O vinho “Caixeiro Viajante” tinto nasce no Cima Corgo, uma das sub-regiões mais prestigiadas do Douro. Mas é a história por detrás da garrafa que marca quem o prova.
O nome surge quando Pedro encontrou um antigo cartão de visita do avô com a designação “caixeiro viajante”, profissão que desempenhou após regressar de Luanda, numa época em que estes profissionais percorriam o país de norte a sul a apresentar produtos e a construir relações comerciais. “E foi aí que se deu o clique”, recorda Pedro.
Descrito como alguém sempre bem-disposto e com uma capacidade única de transmitir alegria, o avô tornou-se a principal inspiração do projeto. “Quero que as pessoas pensem no “caixeiro viajante” e em tudo o que me faz pensar. Não há forma de não sorrir ao olhar para o rótulo”, afirma.
Apesar de já trabalhar na área, Pedro admite que não antecipava a exigência do processo. “Desde a data de vindima às decisões enológicas, passando pela escolha da garrafa, rolha ou design, tem dado muito trabalho”, explica. Ainda assim, o balanço é claramente positivo: “Dá um gosto enorme.”



O percurso até aqui foi construído com consistência. Desde cedo interessado pelo mundo do vinho, muito por influência das conversas que ouvia entre o avô e um amigo enólogo, seguiu Engenharia Agronómica na Universidade de Trás-Os-Montes e Alto Douro e especializou-se em Enologia e Viticultura, área em que concluiu mestrado em 2022. Soma ainda formações adicionais e experiências profissionais em Portugal e no estrangeiro, trabalhando atualmente numa empresa de serviços enológicos.

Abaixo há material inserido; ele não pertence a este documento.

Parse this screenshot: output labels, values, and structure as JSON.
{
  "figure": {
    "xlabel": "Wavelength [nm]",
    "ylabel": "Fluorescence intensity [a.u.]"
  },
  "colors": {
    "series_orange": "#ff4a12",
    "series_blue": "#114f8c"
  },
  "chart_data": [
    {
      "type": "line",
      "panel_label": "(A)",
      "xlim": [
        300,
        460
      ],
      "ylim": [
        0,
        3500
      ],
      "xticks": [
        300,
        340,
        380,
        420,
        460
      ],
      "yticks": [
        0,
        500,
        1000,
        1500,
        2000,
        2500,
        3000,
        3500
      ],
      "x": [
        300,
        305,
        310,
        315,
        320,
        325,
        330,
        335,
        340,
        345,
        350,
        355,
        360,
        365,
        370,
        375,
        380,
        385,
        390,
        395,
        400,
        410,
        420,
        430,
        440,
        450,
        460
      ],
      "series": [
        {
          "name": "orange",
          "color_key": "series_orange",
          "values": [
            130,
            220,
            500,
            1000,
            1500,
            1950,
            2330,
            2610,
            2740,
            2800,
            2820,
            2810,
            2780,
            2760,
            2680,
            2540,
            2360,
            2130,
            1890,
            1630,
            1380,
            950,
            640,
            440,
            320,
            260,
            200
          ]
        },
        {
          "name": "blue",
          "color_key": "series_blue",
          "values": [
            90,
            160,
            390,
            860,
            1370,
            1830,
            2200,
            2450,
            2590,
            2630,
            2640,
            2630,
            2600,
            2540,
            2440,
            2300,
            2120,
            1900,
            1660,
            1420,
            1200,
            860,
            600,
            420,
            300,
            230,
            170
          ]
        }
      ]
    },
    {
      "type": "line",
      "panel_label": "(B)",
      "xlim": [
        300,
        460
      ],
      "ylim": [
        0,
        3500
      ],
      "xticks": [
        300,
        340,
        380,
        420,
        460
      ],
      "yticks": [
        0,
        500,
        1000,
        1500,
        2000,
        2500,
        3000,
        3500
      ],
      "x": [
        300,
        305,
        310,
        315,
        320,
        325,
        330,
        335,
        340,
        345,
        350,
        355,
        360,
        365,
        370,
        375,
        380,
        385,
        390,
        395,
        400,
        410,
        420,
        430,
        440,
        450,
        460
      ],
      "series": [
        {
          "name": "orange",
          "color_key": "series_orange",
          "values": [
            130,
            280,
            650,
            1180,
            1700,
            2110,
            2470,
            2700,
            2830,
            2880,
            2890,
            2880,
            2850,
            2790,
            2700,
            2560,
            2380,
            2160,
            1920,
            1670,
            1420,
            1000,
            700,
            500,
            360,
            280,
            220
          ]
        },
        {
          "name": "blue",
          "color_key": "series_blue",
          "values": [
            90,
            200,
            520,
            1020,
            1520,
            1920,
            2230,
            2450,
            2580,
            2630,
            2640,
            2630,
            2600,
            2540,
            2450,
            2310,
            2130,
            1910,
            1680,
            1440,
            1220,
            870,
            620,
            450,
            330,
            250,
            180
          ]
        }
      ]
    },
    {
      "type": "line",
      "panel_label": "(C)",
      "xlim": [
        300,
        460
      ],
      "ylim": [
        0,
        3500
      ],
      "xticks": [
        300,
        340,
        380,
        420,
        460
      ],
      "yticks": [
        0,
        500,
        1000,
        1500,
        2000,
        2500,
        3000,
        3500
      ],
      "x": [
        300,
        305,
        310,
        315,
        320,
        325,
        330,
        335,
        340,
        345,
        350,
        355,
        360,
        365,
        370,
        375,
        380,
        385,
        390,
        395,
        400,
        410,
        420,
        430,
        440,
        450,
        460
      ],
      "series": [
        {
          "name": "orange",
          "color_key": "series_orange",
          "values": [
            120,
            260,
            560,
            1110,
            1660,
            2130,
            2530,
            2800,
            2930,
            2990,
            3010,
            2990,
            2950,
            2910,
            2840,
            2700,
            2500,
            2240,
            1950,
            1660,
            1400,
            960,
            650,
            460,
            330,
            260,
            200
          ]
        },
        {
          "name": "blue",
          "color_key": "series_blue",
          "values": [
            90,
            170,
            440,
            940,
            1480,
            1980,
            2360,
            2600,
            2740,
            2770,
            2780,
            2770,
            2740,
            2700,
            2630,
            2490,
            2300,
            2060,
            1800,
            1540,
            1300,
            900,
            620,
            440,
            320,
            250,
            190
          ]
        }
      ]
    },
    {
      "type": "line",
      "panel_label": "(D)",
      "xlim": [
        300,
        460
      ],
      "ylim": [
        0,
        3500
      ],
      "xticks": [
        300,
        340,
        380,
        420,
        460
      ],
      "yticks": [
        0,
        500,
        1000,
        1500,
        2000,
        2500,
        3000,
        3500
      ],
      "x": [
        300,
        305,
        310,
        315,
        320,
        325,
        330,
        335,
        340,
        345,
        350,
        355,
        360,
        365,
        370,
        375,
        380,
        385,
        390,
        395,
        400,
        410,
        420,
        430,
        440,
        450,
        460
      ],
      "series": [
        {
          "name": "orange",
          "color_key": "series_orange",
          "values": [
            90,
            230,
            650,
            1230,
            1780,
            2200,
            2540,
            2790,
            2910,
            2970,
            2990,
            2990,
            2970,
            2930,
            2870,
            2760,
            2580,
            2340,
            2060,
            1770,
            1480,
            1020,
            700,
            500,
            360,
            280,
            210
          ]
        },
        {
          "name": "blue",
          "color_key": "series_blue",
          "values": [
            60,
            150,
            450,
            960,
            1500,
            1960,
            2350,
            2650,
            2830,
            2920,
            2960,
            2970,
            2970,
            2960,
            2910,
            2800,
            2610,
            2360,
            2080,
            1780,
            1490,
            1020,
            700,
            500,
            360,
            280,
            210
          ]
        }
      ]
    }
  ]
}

Antes do lançamento do tinto, houve uma tentativa de vinho branco em 2023 que acabou por não chegar ao mercado por não corresponder ao nível pretendido. No entanto, a colheita de 2024 já está engarrafada e novas edições encontram-se em fase de estágio.
O vinho tinto nasce de uvas de mais de 20 castas cultivadas juntas, seguindo uma tradição antiga da região. O vinho mantém características típicas do Douro: fruta vermelha madura, especiarias subtis e acidez equilibrada, resultado de vindima manual, fermentação controlada e estágio em barricas de carvalho francês. O enólogo contou ao Semanário de Felgueiras que o “Caixeiro Viajante” tem, para já, uma presença discreta, estando disponível apenas em alguns pontos selecionados, incluindo o restaurante Verdial, em Rande, e numa garrafeira. A proximidade com quem consome ou quer conhecer o vinho mantém-se, aliás, através das redes sociais do projeto.
Mais do que um vinho, Pedro acredita ter criado uma ligação. “Sinto que muitas pessoas se revêm nesta história, que também as leva aos seus avós. E isso faz toda a diferença.”
O neto Felgueirense, Pedro admitiu que pretende alargar o projeto para além das duas referências durienses e faz parte dos planos a criação de um vinho na região dos Vinhos Verdes. Um próximo capítulo que, à semelhança do “Caixeiro Viajante”, deverá continuar a cruzar território, memória e identidade.